Les gaz se propagent vers la mer
Les autorités ont toutefois vu venir ce problème. Le gouvernement régional de l’archipel a décrété un rayon d’exclusion d’environ 3,7 km autour de l’endroit où était prévue l’arrivée de la lave. Par ailleurs, dès lundi, et par crainte de l’émanation de ces gaz toxiques, les habitants des villages situés près de la côte avaient été appelés à se confiner. « Heureusement, les vents semblent pour l’instant favoriser la propagation de ces gaz vers la mer, et non vers les terres. Cela participe à diluer les acides », rassure la géophysicienne. « Pour l’instant, je ne pense pas que ces nuages de gaz toxiques puissent se répandre au-delà du périmètre de sécurité de 4 kilomètres. Il serait trop délayé », estime Nathalie Feuillet.
D’autres risques en perspective aux Canaries
Outre les gaz toxiques, un autre danger menace la région. Cette lave va progressivement s’accumuler sur la côte. « Cela va créer un delta particulièrement instable, qui peut s’effondrer également », s’inquiète Nathalie Feuillet. Un phénomène qui pourrait alors provoquer de fortes vagues, voire des explosions pouvant projeter des fragments de lave et de roche vers la terre ou la mer.
Pour tenter d’arrêter des coulées de lave, des expériences ont été menées, notamment à la Réunion. « Dans le cas de cette éruption aux Canaries, la coulée est tellement épaisse, chaude et avance si vite, qu’il était presque impossible de l’arrêter », insiste Nathalie Feuillet. Pour l’heure, la lave continue donc de couler dans l’océan, et les dégâts qu’elle laisse derrière elle sont considérables. Les coulées ont déjà détruit 589 bâtiments, habitations comprises. Elles ont également emporté de nombreuses routes.

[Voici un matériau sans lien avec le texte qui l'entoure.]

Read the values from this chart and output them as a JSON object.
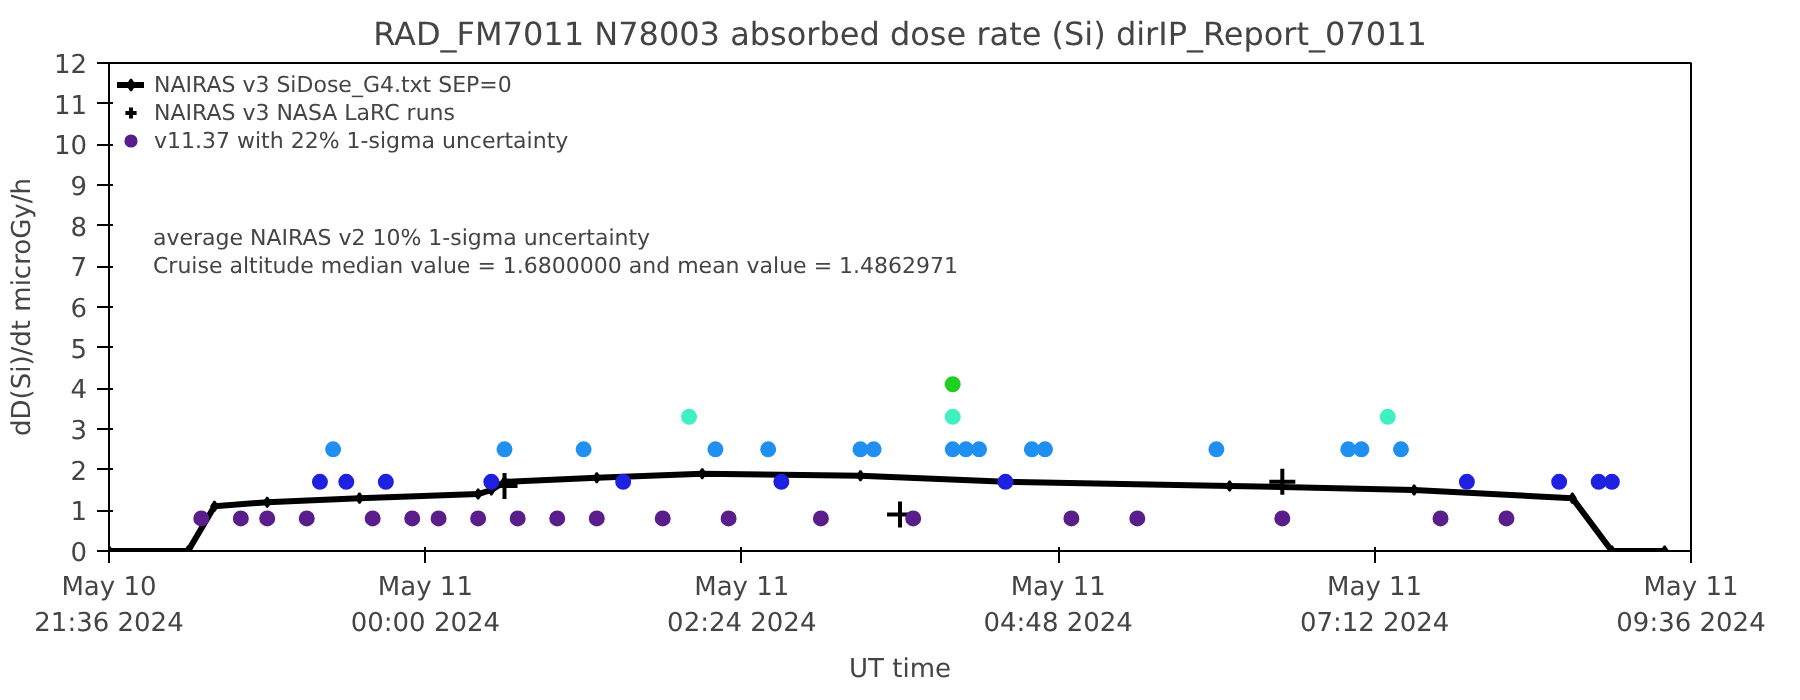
{
  "chart_data": {
    "type": "scatter",
    "title": "RAD_FM7011 N78003 absorbed dose rate (Si) dirIP_Report_07011",
    "xlabel": "UT time",
    "ylabel": "dD(Si)/dt microGy/h",
    "annotations": [
      "average NAIRAS v2 10% 1-sigma uncertainty",
      "Cruise altitude median value = 1.6800000 and mean value = 1.4862971"
    ],
    "xlim": [
      "2024-05-10T21:36",
      "2024-05-11T09:36"
    ],
    "xticks": [
      {
        "value": "2024-05-10T21:36",
        "label": "May 10\n21:36 2024"
      },
      {
        "value": "2024-05-11T00:00",
        "label": "May 11\n00:00 2024"
      },
      {
        "value": "2024-05-11T02:24",
        "label": "May 11\n02:24 2024"
      },
      {
        "value": "2024-05-11T04:48",
        "label": "May 11\n04:48 2024"
      },
      {
        "value": "2024-05-11T07:12",
        "label": "May 11\n07:12 2024"
      },
      {
        "value": "2024-05-11T09:36",
        "label": "May 11\n09:36 2024"
      }
    ],
    "ylim": [
      0,
      12
    ],
    "yticks": [
      0,
      1,
      2,
      3,
      4,
      5,
      6,
      7,
      8,
      9,
      10,
      11,
      12
    ],
    "grid": false,
    "legend": "top left",
    "series": [
      {
        "name": "NAIRAS v3 SiDose_G4.txt SEP=0",
        "type": "line",
        "marker": "diamond",
        "color": "#000000",
        "x": [
          "2024-05-10T21:36",
          "2024-05-10T22:12",
          "2024-05-10T22:24",
          "2024-05-10T22:48",
          "2024-05-10T23:30",
          "2024-05-11T00:24",
          "2024-05-11T00:30",
          "2024-05-11T00:36",
          "2024-05-11T01:18",
          "2024-05-11T02:06",
          "2024-05-11T03:18",
          "2024-05-11T04:24",
          "2024-05-11T06:06",
          "2024-05-11T07:30",
          "2024-05-11T08:42",
          "2024-05-11T09:00",
          "2024-05-11T09:24"
        ],
        "values": [
          0,
          0,
          1.1,
          1.2,
          1.3,
          1.4,
          1.5,
          1.7,
          1.8,
          1.9,
          1.85,
          1.7,
          1.6,
          1.5,
          1.3,
          0,
          0
        ]
      },
      {
        "name": "NAIRAS v3 NASA LaRC runs",
        "marker": "cross",
        "color": "#000000",
        "x": [
          "2024-05-11T00:36",
          "2024-05-11T03:36",
          "2024-05-11T06:30"
        ],
        "values": [
          1.6,
          0.9,
          1.7
        ]
      },
      {
        "name": "v11.37 with 22% 1-sigma uncertainty",
        "marker": "circle",
        "x": [
          "2024-05-10T22:18",
          "2024-05-10T22:36",
          "2024-05-10T22:48",
          "2024-05-10T23:06",
          "2024-05-10T23:12",
          "2024-05-10T23:18",
          "2024-05-10T23:24",
          "2024-05-10T23:36",
          "2024-05-10T23:42",
          "2024-05-10T23:54",
          "2024-05-11T00:06",
          "2024-05-11T00:24",
          "2024-05-11T00:30",
          "2024-05-11T00:36",
          "2024-05-11T00:42",
          "2024-05-11T01:00",
          "2024-05-11T01:12",
          "2024-05-11T01:18",
          "2024-05-11T01:30",
          "2024-05-11T01:48",
          "2024-05-11T02:00",
          "2024-05-11T02:12",
          "2024-05-11T02:18",
          "2024-05-11T02:36",
          "2024-05-11T02:42",
          "2024-05-11T03:00",
          "2024-05-11T03:18",
          "2024-05-11T03:24",
          "2024-05-11T03:42",
          "2024-05-11T04:00",
          "2024-05-11T04:00",
          "2024-05-11T04:00",
          "2024-05-11T04:06",
          "2024-05-11T04:12",
          "2024-05-11T04:24",
          "2024-05-11T04:36",
          "2024-05-11T04:42",
          "2024-05-11T04:54",
          "2024-05-11T05:24",
          "2024-05-11T06:00",
          "2024-05-11T06:30",
          "2024-05-11T07:00",
          "2024-05-11T07:06",
          "2024-05-11T07:18",
          "2024-05-11T07:24",
          "2024-05-11T07:42",
          "2024-05-11T07:54",
          "2024-05-11T08:12",
          "2024-05-11T08:36",
          "2024-05-11T08:54",
          "2024-05-11T09:00"
        ],
        "values": [
          0.8,
          0.8,
          0.8,
          0.8,
          1.7,
          2.5,
          1.7,
          0.8,
          1.7,
          0.8,
          0.8,
          0.8,
          1.7,
          2.5,
          0.8,
          0.8,
          2.5,
          0.8,
          1.7,
          0.8,
          3.3,
          2.5,
          0.8,
          2.5,
          1.7,
          0.8,
          2.5,
          2.5,
          0.8,
          2.5,
          3.3,
          4.1,
          2.5,
          2.5,
          1.7,
          2.5,
          2.5,
          0.8,
          0.8,
          2.5,
          0.8,
          2.5,
          2.5,
          3.3,
          2.5,
          0.8,
          1.7,
          0.8,
          1.7,
          1.7,
          1.7
        ],
        "colors": [
          "#5a1e8c",
          "#5a1e8c",
          "#5a1e8c",
          "#5a1e8c",
          "#2020e0",
          "#2090f0",
          "#2020e0",
          "#5a1e8c",
          "#2020e0",
          "#5a1e8c",
          "#5a1e8c",
          "#5a1e8c",
          "#2020e0",
          "#2090f0",
          "#5a1e8c",
          "#5a1e8c",
          "#2090f0",
          "#5a1e8c",
          "#2020e0",
          "#5a1e8c",
          "#40f0c0",
          "#2090f0",
          "#5a1e8c",
          "#2090f0",
          "#2020e0",
          "#5a1e8c",
          "#2090f0",
          "#2090f0",
          "#5a1e8c",
          "#2090f0",
          "#40f0c0",
          "#20d020",
          "#2090f0",
          "#2090f0",
          "#2020e0",
          "#2090f0",
          "#2090f0",
          "#5a1e8c",
          "#5a1e8c",
          "#2090f0",
          "#5a1e8c",
          "#2090f0",
          "#2090f0",
          "#40f0c0",
          "#2090f0",
          "#5a1e8c",
          "#2020e0",
          "#5a1e8c",
          "#2020e0",
          "#2020e0",
          "#2020e0"
        ]
      }
    ]
  }
}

Selon le système européen de mesures géospatiales Copernicus, cette lave aurait recouvert près de 258 hectares de terrain. Le président de la région des Canaries, Angel Victor Torres, estimait dès la semaine dernière que les dégâts dépasseraient les 400 millions d’euros. L’état de catastrophe naturelle a été déclaré sur cette île, et quelques heures avant l’entrée de la couvée de lave dans la mer, 10,5 millions d’euros d’aides directes aux victimes de l’éruption avaient été débloquées.